A Letter from an Open Heart

Last Thursday, I had the pleasure of attending A Ceremony to Open the Heart Chakra with Diana Scime-Sayegh of Happy Heart Yoga Shala. The event was hosted by the ever wonderful DollyMoo, which provided an intimate space for attendees to clear out emotional smog, open our hearts, and to forgive whatever and whoever has wronged us in the past.

Needless to say it was a very emotional evening.

We drew comfort from an intimate space. Seven or eight women sat around a centerpiece of flowers, flickering flame, and rose quartz, while Diana and Nicci (Owner, DollyMoo) passed around cups of rose petal and nettle tea. The warmth in our hands, along with the slightly sweet fragrance, was a grand introduction to an evening heralding self-exploration and discovery.

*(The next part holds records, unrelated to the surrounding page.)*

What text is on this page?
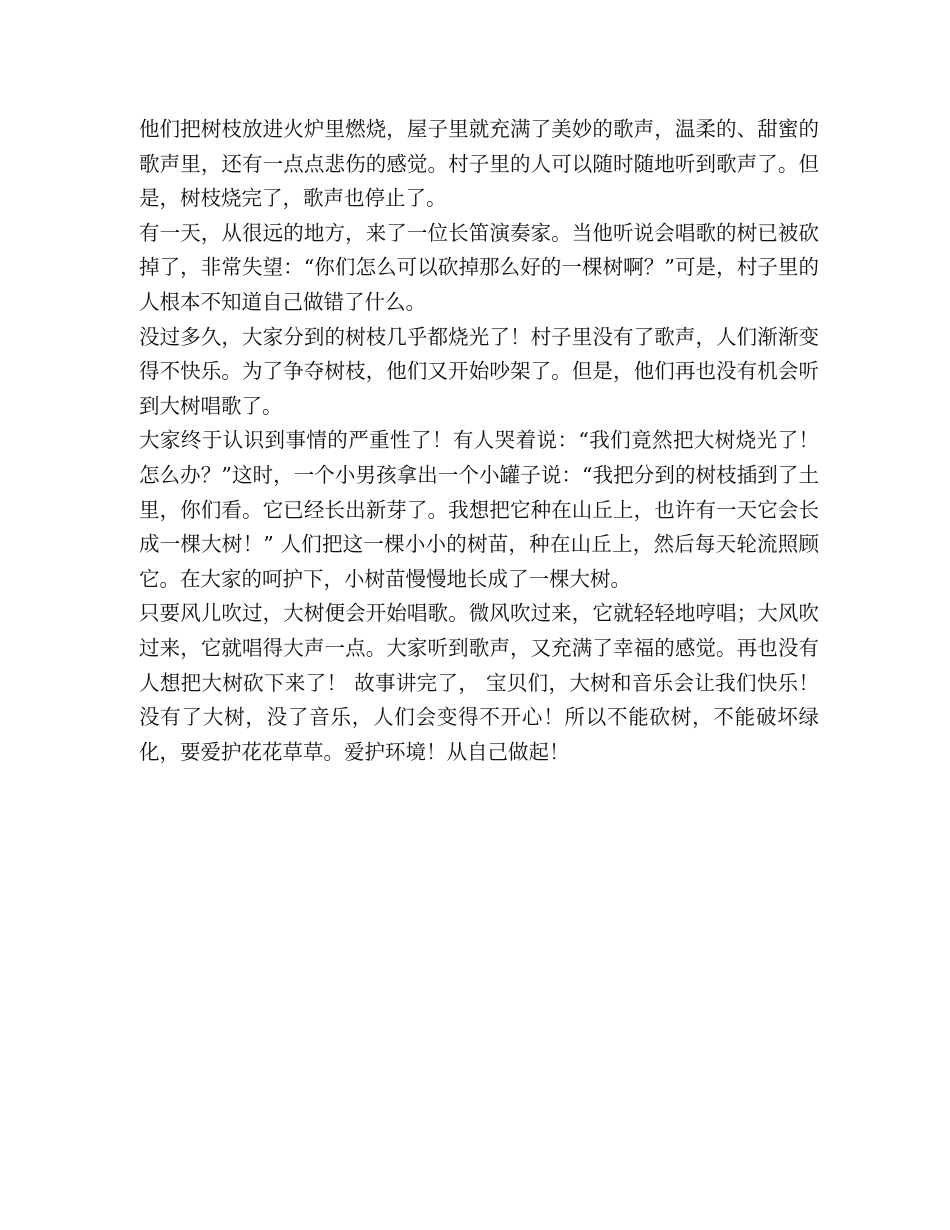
他们把树枝放进火炉里燃烧，屋子里就充满了美妙的歌声，温柔的、甜蜜的歌声里，还有一点点悲伤的感觉。村子里的人可以随时随地听到歌声了。但是，树枝烧完了，歌声也停止了。

有一天，从很远的地方，来了一位长笛演奏家。当他听说会唱歌的树已被砍掉了，非常失望：“你们怎么可以砍掉那么好的一棵树啊？”可是，村子里的人根本不知道自己做错了什么。

没过多久，大家分到的树枝几乎都烧光了！村子里没有了歌声，人们渐渐变得不快乐。为了争夺树枝，他们又开始吵架了。但是，他们再也没有机会听到大树唱歌了。

大家终于认识到事情的严重性了！有人哭着说：“我们竟然把大树烧光了！怎么办？”这时，一个小男孩拿出一个小罐子说：“我把分到的树枝插到了土里，你们看。它已经长出新芽了。我想把它种在山丘上，也许有一天它会长成一棵大树！” 人们把这一棵小小的树苗，种在山丘上，然后每天轮流照顾它。在大家的呵护下，小树苗慢慢地长成了一棵大树。

只要风儿吹过，大树便会开始唱歌。微风吹过来，它就轻轻地哼唱；大风吹过来，它就唱得大声一点。大家听到歌声，又充满了幸福的感觉。再也没有人想把大树砍下来了！ 故事讲完了， 宝贝们，大树和音乐会让我们快乐！没有了大树，没了音乐，人们会变得不开心！所以不能砍树，不能破坏绿化，要爱护花花草草。爱护环境！从自己做起！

“The mind is a toddler; the heart is wisdom,” Diana cited. As the evening progressed, she smudged each of us with sage and passed around rose quartz for healing, oil for anointing. Diana went on to explain how there is a small section of the heart that provides us access to the greatest version of ourselves, an area so wise that we are somehow divinely connected with the universe. “The trouble is, we don’t listen to her enough. And when we don’t listen, she stops speaking.”

What drew me to enroll in the course was the promise of banishing fear – something that’s been clogging my headspace lately. Creative types are apt to know that when there’s too much “noise” – whether it be fear, doubt, or the needs of others – it becomes difficult to check in with ourselves and to operate from a clear and selfless place.

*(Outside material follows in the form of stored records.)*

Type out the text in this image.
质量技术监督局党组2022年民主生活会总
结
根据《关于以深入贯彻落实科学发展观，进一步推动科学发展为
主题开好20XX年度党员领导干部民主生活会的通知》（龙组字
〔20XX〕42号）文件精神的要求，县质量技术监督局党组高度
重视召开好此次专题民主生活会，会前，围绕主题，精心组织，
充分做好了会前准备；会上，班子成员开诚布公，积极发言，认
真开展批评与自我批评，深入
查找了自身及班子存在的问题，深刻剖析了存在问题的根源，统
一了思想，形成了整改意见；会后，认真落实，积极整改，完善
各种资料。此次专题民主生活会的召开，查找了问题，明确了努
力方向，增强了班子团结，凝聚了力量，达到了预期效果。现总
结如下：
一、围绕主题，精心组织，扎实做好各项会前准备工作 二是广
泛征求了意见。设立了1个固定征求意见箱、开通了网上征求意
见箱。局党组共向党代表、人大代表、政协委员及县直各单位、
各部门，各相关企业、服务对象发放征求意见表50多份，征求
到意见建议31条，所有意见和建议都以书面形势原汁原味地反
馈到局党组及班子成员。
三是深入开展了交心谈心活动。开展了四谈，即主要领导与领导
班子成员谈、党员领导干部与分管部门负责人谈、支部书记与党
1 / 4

Fear becomes the stop which forestalls progress. Often, a defensive mechanism is to shift the awareness somewhere else so we don’t focus too long on the bruises which ache and disturb our being. If we don’t look, then we don’t see. If we don’t see, and by extension, experience, then we can’t possibly heal.

When we’re aware of our faults and our attempts at hiding, we are able to refocus and see things more clearly.

With clarity as an endgame, I sought out the Heart Opening Ceremony,  which in all honesty made me a bit uncomfortable. I wasn’t exactly sure what I would be getting myself into or what sort of emotional rawness I would be facing. I believe, however, that courage is embraced when we say yes to the prospect of discomfort. So here I was, warm tea at my side, surrounded by strangers who were willing to embark on a similar journey. And so, we were united  – if not by knowing each other, then certainly by our openness to embrace wounds of old, and to finally forgive ourselves and those who never gave us closure.

Through guided meditation, Diana took us on a journey to our own inner garden, lush and green. She asked that we focus on this light, this brightness within us, its levity. In this way we were to open our sacred heart space, to strengthen our inner voice, more give her permission to speak. Affirmations of, “I will take of care you,” and “I love myself,” were repeated over and over again. We joined one another in chanting and opened ourselves to healing. This was a lesson in building compassion, first for ourselves and then towards others.

In one specific instance, we imagined giving a bird a message. I remember sending three thoughts metaphorically skyward – creativity, connection, and strength. These attributes would serve me best in my current life path, allowing for the prospect of growth that I crave. In another, we were asked to imagine those who wronged us, those who hurt us deeply, and to place at their feet the most beautiful wreaths of flora that we could possibly imagine. This was our forgiveness, our letting go of all the baggage that weighed us. Emotions surged (as Diana mentioned they would) and tears poured from my eyes. I wasn’t crying per say, but the swell would not be kept at bay and I was not to judge or attach to whatever surfaced.

At the end of the evening (and a very intense period of Savasana) , Diana mentioned that we might feel a bit disoriented over the next few days. Opening the heart is a difficult task and might coerce unforeseen thoughts and emotions to arise. Once again, she encouraged that we reserve judgment. Nicci gave us a wonderful parting gift compliments of DollyMoo – an infusion of rose, peony, and lavender oil that would help ground our heart space during moments of discomfort. We parted ways feeling lighter and freer than when we first walked in.

The event was a sobering reminder of the power we possess. To incite profound change, all it takes is a shift in perspective and the willingness to embrace vulnerability. An open heart is a happy heart. And a happy heart is receptive to wisdom in all its forms.